I take Adderall too. I know it can be a real bitch having all those pills in your possession knowing you can take as many as you want anytime you want when you first get them filled, until you have no more and run out way too early! I don't have this problem so much with my Adderall as I do with my klonopin, or did. I have taken klonopin for years and when I started taking them I would act irresponsible with them and take way more than I was prescribed, mainly I think because klonopin after taking a few gives me this "i don't care about anything" feeling and after I would take a few I would just keep taking them whenever I had a new script then I would run out early or have to take like 1/4 of my normal dose for a week or so before I could get more from my doctor and my pharmacy would fill another script for them. It got so bad I had to have my mom hold them for me. Once I did that I was fine, and learned to control my self, and now I am much more responsible with my meds than I was. Because I know if I over do it and take more than I am scripted its gonna suck when I run out and cant get anymore and have to go without them, just ask a reliable family member or someone you trust to hold them for you! it will help.
 
-I do try to not look at the clock but I'm constantly monitoring/aware of how I'm feeling & when I feel like it's wearing off I check the time to see if It's been long enough to take another one. More often than not atually the clock says it hasn't even been 4 or 2 hours yet.


-I take more because when it wears off I "crash"- I feel burnout, tired & I need to keep going (ex: at work)

-I thought about buying the time lock pill organizer but honestly I know I'll find a way to cheat it.

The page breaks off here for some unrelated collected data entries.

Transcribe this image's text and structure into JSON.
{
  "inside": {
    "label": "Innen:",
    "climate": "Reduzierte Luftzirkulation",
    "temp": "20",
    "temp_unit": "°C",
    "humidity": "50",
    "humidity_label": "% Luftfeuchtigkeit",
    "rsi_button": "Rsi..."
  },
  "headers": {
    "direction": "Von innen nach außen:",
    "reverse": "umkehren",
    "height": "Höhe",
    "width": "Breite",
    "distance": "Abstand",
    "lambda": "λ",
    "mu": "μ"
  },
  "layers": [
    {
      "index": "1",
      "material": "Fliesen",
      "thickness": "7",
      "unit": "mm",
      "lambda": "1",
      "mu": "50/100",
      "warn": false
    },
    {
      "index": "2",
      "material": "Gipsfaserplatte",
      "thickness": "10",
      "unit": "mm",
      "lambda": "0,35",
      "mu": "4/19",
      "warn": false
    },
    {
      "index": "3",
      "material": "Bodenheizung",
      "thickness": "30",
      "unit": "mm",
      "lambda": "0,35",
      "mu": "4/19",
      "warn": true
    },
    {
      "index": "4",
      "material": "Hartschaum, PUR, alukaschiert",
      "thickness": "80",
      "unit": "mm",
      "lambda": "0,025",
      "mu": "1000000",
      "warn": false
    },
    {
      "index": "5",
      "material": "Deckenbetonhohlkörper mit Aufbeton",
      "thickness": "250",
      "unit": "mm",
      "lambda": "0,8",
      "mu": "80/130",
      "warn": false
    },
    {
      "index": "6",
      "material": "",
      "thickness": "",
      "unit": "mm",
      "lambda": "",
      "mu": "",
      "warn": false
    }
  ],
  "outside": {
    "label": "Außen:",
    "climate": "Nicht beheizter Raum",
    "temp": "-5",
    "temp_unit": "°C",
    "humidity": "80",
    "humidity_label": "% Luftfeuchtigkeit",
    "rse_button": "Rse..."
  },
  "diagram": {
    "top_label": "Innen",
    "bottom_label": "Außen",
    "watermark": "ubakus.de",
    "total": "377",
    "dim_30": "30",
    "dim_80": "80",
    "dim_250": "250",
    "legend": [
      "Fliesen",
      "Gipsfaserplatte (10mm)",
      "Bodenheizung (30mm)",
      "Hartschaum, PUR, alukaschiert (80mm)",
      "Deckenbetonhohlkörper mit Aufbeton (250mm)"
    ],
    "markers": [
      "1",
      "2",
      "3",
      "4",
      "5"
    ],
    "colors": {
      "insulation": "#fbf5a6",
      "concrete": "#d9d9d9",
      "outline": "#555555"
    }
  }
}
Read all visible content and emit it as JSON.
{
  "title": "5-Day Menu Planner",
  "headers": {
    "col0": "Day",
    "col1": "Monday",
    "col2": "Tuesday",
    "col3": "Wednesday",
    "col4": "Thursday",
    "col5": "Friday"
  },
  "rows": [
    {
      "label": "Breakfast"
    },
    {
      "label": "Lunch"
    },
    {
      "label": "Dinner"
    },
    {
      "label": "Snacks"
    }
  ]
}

-I live with my parents but they arn't an option because I don't want them to know my "secret" about I use up my prescription in 2 weeks. My dad can always tell, mostly because he himself was an addict and alcoholic. & I have to keep my meds hidden or on me at all times because he's stolen my pills before.
-I am WAY too scared to tell my doctor. I just know that she will be angry and discontinue prescribing me adderall if she finds out I abuse them. Besides, every monthly visit with her for the past 3 years I put on an act like everything is fine and my meds are working etc.
I know that she'll be like "you have been lying to me."


I know that only I myself am in control of all of this. But that's my biggest problem. I've even been looking up books to teach myself self-control and willpower. If I had those two things I'd be fine!
 
I take Adderall too. I know it can be a real bitch having all those pills in your possession knowing you can take as many as you want

Yea... I can't take that feeling. I would find a way in.

Should probably try to get a job trying to crack safes for a company like liberty.
All they'd have to do is roll a bottle of 30s in and tell me they're mine if I can get to them.

...
 
Dude I just got a refill and I told the pharmacy to only give me 5 dollars worth of pills. just tell them "how much pills can I get with 5 bucks?" A month and I'll e tempted to use all of them just to get my moneys worth.

My mom snitched to the doc that I was acting psychotic bipolar. so he cut me off dexedrine but I still got myold Adderall press refill lol he forgot so I've been using that. I have to go back to my doc and perform damage control eventually. Adderall come down is hella Wack.